DreamRelation: Relation-Centric Video Customization
Yujie Wei, Shiwei Zhang, Hangjie Yuan, Biao Gong, Longxiang Tang, Xiang Wang, Haonan Qiu, Hengjia Li, Shuai Tan, Yingya Zhang, Hongming Shan
2025-03-11
Summary
This paper talks about DreamRelation, an AI tool that makes custom videos where two characters or objects interact in specific ways, like a cat chasing a dog or two people shaking hands, by learning from example videos.
What's the problem?
Current AI video tools focus too much on how characters look or move individually, but mess up when trying to show how they interact, like getting the timing or positions wrong.
What's the solution?
DreamRelation splits the task into two parts: 1) separating how characters look from how they interact using special training tricks, and 2) using a smart loss function to focus on the flow of interactions over tiny details.
Why it matters?
This helps create better videos for things like movies, ads, or education where showing accurate interactions (like science experiments or story scenes) is key.
Abstract
Relational video customization refers to the creation of personalized videos that depict user-specified relations between two subjects, a crucial task for comprehending real-world visual content.

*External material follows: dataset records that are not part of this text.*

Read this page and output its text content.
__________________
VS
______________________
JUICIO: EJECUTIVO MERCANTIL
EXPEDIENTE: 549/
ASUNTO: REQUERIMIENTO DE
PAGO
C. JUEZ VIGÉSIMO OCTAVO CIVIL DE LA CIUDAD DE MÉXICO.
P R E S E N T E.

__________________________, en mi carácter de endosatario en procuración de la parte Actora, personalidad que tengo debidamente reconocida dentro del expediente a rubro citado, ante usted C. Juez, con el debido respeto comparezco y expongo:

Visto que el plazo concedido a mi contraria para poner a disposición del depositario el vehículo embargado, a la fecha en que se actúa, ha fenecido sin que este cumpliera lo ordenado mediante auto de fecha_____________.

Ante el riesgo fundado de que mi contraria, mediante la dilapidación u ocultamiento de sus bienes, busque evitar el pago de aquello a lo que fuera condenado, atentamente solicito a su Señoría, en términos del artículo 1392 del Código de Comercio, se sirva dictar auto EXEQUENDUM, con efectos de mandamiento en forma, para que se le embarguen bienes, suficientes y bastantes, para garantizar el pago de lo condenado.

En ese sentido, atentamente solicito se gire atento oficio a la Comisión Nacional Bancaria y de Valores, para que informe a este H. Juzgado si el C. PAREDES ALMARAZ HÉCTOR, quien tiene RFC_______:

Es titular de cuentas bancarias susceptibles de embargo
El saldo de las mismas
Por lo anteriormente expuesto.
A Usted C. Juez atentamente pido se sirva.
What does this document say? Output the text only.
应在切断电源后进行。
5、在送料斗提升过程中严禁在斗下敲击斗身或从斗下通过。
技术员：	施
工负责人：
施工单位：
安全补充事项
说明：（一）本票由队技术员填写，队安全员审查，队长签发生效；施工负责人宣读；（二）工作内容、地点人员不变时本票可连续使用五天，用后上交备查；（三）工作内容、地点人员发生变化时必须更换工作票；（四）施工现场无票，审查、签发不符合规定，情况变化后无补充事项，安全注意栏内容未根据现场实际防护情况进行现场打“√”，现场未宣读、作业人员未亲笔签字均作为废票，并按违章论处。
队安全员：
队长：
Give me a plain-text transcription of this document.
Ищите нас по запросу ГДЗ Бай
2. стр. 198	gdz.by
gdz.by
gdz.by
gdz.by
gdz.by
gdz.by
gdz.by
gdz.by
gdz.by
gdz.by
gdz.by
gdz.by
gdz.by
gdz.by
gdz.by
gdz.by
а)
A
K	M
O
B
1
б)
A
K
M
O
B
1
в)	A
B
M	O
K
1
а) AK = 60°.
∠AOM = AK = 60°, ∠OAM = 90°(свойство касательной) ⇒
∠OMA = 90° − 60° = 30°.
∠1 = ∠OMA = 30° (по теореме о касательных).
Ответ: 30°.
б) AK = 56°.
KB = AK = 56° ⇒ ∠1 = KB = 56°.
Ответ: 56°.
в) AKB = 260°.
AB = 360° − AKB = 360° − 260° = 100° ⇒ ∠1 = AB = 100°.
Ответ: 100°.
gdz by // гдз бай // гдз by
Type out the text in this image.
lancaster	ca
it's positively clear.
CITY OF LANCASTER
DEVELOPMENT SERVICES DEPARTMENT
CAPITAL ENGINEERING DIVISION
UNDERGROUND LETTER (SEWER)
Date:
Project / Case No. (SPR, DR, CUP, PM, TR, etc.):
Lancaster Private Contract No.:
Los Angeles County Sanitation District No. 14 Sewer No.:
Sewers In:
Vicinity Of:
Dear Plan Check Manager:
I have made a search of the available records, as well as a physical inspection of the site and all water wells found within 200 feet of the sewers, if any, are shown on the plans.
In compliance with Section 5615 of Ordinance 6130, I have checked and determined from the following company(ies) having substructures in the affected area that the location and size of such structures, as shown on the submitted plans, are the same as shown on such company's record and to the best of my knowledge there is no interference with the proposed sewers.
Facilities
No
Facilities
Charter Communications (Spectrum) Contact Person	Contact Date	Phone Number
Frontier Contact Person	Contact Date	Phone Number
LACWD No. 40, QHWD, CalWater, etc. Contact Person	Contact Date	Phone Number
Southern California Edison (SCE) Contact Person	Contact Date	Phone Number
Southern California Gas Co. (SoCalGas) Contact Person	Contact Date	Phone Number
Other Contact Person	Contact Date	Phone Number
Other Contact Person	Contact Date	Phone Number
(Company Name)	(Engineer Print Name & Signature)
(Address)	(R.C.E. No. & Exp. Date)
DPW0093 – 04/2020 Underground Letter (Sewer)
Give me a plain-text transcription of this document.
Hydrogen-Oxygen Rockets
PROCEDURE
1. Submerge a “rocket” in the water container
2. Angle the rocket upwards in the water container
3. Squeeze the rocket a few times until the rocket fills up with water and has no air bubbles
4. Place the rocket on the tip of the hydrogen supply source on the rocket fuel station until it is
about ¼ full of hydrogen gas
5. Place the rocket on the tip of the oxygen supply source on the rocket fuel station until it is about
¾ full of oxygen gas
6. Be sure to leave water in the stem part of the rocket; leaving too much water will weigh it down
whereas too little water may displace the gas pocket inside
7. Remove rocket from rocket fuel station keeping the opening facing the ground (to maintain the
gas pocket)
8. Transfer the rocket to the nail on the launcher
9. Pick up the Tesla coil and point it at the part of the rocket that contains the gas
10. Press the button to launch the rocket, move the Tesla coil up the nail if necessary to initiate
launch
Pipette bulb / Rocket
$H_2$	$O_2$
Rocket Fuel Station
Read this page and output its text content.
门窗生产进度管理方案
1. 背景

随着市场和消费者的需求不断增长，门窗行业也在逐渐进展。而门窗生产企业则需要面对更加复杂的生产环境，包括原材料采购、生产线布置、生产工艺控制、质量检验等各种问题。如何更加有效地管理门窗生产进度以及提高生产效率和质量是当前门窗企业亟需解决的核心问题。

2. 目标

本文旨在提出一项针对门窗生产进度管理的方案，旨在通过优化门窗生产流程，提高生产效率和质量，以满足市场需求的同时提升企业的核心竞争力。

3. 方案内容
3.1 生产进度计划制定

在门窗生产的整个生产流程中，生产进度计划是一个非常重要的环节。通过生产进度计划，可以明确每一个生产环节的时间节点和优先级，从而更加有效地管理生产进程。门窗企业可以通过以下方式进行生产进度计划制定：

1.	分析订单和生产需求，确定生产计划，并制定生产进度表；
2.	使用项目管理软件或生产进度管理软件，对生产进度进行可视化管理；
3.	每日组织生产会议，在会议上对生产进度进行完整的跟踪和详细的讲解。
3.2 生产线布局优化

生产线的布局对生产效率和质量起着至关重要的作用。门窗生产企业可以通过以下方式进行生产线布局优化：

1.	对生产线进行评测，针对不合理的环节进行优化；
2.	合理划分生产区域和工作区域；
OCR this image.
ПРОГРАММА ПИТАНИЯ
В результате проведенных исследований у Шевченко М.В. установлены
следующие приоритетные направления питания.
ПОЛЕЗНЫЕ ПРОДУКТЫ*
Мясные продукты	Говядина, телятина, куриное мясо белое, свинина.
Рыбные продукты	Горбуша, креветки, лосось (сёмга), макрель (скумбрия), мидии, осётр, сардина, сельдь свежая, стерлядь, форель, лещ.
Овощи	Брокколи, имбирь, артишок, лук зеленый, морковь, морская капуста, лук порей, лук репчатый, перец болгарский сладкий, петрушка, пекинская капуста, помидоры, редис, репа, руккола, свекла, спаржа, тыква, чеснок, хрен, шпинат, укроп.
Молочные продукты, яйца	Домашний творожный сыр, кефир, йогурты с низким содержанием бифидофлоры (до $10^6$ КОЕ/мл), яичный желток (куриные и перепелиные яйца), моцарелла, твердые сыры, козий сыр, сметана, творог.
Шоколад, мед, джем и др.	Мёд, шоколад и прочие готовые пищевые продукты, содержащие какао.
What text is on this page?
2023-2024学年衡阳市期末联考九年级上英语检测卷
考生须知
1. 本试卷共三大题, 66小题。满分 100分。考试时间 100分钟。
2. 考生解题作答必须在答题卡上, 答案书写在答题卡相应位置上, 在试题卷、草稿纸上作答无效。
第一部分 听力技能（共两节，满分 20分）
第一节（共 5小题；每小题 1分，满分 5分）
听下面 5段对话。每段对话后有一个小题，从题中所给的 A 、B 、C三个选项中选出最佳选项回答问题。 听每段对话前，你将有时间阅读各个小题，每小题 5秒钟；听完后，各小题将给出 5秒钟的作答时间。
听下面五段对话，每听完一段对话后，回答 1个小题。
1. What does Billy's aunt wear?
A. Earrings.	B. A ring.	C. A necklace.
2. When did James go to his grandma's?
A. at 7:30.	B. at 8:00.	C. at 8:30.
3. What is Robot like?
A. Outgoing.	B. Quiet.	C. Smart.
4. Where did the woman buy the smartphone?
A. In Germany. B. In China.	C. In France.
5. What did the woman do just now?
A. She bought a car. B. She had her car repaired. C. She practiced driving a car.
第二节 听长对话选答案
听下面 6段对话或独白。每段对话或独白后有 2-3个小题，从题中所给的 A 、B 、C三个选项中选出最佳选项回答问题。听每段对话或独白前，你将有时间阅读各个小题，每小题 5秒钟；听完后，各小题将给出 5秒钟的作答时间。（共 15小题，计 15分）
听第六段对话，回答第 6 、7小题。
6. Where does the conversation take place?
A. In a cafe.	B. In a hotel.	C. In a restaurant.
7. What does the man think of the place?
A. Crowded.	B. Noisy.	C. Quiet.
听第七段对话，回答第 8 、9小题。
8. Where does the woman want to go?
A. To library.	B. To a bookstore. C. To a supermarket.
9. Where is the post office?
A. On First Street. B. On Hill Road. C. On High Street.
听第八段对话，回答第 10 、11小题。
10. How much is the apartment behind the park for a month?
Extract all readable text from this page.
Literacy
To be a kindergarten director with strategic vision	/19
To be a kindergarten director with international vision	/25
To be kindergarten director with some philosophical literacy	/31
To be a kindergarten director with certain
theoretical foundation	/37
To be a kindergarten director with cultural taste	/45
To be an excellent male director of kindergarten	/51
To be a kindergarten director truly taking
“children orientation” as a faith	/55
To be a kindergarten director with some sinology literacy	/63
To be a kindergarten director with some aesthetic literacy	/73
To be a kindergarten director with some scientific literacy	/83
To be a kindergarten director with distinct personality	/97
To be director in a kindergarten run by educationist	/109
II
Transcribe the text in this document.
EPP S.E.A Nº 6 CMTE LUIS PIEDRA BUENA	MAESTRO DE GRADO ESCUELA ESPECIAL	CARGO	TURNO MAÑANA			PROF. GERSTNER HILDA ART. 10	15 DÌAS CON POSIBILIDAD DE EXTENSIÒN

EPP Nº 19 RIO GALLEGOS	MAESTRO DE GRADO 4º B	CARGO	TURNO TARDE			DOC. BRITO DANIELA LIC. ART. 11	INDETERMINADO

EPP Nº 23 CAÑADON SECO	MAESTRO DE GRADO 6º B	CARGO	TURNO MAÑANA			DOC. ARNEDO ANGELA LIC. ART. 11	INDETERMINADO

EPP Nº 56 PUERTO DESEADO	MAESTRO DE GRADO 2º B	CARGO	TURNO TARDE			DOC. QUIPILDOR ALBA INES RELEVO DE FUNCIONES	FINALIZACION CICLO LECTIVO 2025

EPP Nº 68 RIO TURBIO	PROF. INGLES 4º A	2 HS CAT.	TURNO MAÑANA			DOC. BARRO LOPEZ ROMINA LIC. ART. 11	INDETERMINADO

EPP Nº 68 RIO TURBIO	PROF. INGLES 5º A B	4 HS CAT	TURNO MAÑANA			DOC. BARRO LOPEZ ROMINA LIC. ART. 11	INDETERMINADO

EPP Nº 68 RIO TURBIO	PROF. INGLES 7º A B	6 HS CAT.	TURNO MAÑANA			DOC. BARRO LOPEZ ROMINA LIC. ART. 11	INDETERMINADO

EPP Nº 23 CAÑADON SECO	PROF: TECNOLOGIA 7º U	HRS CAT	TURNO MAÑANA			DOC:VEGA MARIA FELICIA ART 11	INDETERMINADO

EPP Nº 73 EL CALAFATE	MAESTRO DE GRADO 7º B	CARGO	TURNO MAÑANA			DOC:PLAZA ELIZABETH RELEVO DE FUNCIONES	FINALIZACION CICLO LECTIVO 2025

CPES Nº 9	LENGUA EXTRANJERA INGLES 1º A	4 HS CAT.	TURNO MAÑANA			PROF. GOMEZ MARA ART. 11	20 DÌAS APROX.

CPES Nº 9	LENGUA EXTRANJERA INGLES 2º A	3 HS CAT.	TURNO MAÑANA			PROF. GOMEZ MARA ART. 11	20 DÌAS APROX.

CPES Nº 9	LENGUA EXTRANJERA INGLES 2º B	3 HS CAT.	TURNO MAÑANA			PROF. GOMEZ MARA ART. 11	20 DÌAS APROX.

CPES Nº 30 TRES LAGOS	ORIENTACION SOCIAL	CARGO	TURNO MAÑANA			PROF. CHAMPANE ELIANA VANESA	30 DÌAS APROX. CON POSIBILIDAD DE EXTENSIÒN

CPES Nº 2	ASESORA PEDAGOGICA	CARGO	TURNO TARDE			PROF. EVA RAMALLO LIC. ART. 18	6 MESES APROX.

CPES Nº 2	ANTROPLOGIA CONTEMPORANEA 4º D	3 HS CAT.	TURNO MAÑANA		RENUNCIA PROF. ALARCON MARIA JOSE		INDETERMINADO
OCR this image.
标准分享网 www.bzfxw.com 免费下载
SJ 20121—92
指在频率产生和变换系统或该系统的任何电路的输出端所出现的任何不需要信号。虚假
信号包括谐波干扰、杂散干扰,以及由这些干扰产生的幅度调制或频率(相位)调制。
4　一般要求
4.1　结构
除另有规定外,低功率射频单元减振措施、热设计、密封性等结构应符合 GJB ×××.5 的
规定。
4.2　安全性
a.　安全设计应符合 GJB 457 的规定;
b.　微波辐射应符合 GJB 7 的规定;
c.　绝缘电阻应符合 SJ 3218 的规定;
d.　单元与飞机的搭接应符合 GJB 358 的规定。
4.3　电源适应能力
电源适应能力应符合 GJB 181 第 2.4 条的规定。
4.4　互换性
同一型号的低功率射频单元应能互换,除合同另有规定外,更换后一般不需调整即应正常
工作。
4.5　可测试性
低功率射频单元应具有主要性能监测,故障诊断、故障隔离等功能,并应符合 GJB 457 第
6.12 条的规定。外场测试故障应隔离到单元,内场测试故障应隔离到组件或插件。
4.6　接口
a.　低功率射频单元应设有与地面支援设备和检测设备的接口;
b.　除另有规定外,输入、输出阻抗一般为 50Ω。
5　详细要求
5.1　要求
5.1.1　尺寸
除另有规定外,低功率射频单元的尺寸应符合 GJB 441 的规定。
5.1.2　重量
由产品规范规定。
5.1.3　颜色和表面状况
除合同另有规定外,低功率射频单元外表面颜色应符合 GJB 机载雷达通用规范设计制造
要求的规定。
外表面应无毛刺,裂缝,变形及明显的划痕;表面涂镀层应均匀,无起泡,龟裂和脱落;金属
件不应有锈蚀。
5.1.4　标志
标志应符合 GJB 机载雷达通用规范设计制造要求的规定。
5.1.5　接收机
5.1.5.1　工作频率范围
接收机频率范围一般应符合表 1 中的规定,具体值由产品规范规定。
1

While existing methods can personalize subject appearances and motions, they still struggle with complex relational video customization, where precise relational modeling and high generalization across subject categories are essential. The primary challenge arises from the intricate spatial arrangements, layout variations, and nuanced temporal dynamics inherent in relations; consequently, current models tend to overemphasize irrelevant visual details rather than capturing meaningful interactions. To address these challenges, we propose DreamRelation, a novel approach that personalizes relations through a small set of exemplar videos, leveraging two key components: Relational Decoupling Learning and Relational Dynamics Enhancement. First, in Relational Decoupling Learning, we disentangle relations from subject appearances using relation LoRA triplet and hybrid mask training strategy, ensuring better generalization across diverse relationships. Furthermore, we determine the optimal design of relation LoRA triplet by analyzing the distinct roles of the query, key, and value features within MM-DiT's attention mechanism, making DreamRelation the first relational video generation framework with explainable components. Second, in Relational Dynamics Enhancement, we introduce space-time relational contrastive loss, which prioritizes relational dynamics while minimizing the reliance on detailed subject appearances. Extensive experiments demonstrate that DreamRelation outperforms state-of-the-art methods in relational video customization. Code and models will be made publicly available.